Quelle importance accordez-vous à la collaboration
avec les journalistes ?
Une grande importance. On construit parfois
une relation de con昀椀ance, au point de leur réserver des informations. Quand la justice bloque,
la médiatisation permet de relancer les choses,
d’interpeller. Certains journalistes nous apportent
même des témoignages que nous n’avions pas.
Mais il y a aussi des dérives : la surmédiatisation, comme dans l’affaire Grégory, peut mener à
des drames. Certains journalistes manquent de
déontologie, allant jusqu’à acheter les photos des
familles pour ne jamais les rendre. Heureusement,
d’autres font preuve de respect et de délicatesse.

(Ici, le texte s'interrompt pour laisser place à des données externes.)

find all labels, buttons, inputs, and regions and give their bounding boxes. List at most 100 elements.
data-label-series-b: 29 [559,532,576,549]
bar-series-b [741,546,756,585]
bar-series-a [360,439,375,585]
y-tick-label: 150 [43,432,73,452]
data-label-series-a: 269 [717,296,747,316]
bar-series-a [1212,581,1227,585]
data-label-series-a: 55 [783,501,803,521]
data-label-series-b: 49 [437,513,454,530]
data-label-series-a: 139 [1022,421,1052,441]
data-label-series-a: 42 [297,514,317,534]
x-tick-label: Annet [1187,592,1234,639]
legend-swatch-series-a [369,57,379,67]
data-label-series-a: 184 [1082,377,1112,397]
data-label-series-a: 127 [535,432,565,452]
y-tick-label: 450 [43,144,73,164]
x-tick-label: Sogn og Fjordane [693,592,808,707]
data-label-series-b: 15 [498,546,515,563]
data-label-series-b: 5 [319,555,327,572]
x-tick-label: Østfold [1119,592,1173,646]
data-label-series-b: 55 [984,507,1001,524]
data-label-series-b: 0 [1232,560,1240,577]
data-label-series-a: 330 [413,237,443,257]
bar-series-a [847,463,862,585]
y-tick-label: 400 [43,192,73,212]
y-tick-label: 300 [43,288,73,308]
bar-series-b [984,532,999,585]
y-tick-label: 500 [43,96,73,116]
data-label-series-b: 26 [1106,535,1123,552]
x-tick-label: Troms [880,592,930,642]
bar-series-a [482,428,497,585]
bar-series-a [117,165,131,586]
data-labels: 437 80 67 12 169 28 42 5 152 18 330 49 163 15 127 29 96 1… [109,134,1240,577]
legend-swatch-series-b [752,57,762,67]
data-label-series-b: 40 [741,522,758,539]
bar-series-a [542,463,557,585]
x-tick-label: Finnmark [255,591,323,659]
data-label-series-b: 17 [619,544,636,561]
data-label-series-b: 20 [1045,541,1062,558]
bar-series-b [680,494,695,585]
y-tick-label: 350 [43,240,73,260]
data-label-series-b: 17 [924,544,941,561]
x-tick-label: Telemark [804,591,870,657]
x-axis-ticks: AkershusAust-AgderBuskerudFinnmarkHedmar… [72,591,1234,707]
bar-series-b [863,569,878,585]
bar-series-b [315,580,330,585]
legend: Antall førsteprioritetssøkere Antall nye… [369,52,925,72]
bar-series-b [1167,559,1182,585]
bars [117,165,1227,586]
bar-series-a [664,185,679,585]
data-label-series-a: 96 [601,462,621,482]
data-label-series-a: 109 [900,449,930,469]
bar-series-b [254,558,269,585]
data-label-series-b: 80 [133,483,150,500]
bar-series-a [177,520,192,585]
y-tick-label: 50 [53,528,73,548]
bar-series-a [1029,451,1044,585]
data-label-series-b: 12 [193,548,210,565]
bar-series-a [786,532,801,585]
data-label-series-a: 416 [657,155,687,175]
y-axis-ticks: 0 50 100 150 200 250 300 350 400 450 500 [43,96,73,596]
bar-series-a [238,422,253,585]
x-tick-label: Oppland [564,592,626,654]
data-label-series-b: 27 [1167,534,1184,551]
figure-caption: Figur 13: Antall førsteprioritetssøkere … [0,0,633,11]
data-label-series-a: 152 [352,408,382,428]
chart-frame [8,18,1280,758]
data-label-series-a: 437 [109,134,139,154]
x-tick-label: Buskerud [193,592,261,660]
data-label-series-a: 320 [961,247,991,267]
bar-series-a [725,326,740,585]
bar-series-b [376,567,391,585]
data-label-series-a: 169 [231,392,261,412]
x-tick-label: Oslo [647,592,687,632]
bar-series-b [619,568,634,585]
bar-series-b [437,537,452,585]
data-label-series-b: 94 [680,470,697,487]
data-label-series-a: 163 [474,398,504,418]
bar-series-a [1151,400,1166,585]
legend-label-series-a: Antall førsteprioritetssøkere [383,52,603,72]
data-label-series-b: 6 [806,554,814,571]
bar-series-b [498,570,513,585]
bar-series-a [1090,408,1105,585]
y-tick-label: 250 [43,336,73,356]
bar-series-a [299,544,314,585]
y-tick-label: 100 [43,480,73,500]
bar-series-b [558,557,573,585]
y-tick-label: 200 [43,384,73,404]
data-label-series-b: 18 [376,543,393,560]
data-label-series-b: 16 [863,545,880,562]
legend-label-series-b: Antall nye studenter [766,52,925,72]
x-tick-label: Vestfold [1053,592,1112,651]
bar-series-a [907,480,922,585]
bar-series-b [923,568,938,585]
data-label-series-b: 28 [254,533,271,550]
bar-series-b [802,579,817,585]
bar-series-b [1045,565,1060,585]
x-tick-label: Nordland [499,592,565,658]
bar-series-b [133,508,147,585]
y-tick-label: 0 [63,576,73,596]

Notre rôle d’avocat, c’est aussi de conseiller les
familles sur les médias à privilégier.
Comment est née la création d’un pôle spécialisé
Cold Case ?
Par une conjonction de volontés. Avec le Procureur
général Dallest et Madame Kheris doyenne des juges
d’instruction à Paris très impliqués sur ces crimes,
nous avons convaincu le ministère de la Justice.
Éric Dupond-Moretti, alors ministre, avait luimême représenté une victime de Chanal, un tueur
en série, et avait constaté les lacunes du traitement judiciaire.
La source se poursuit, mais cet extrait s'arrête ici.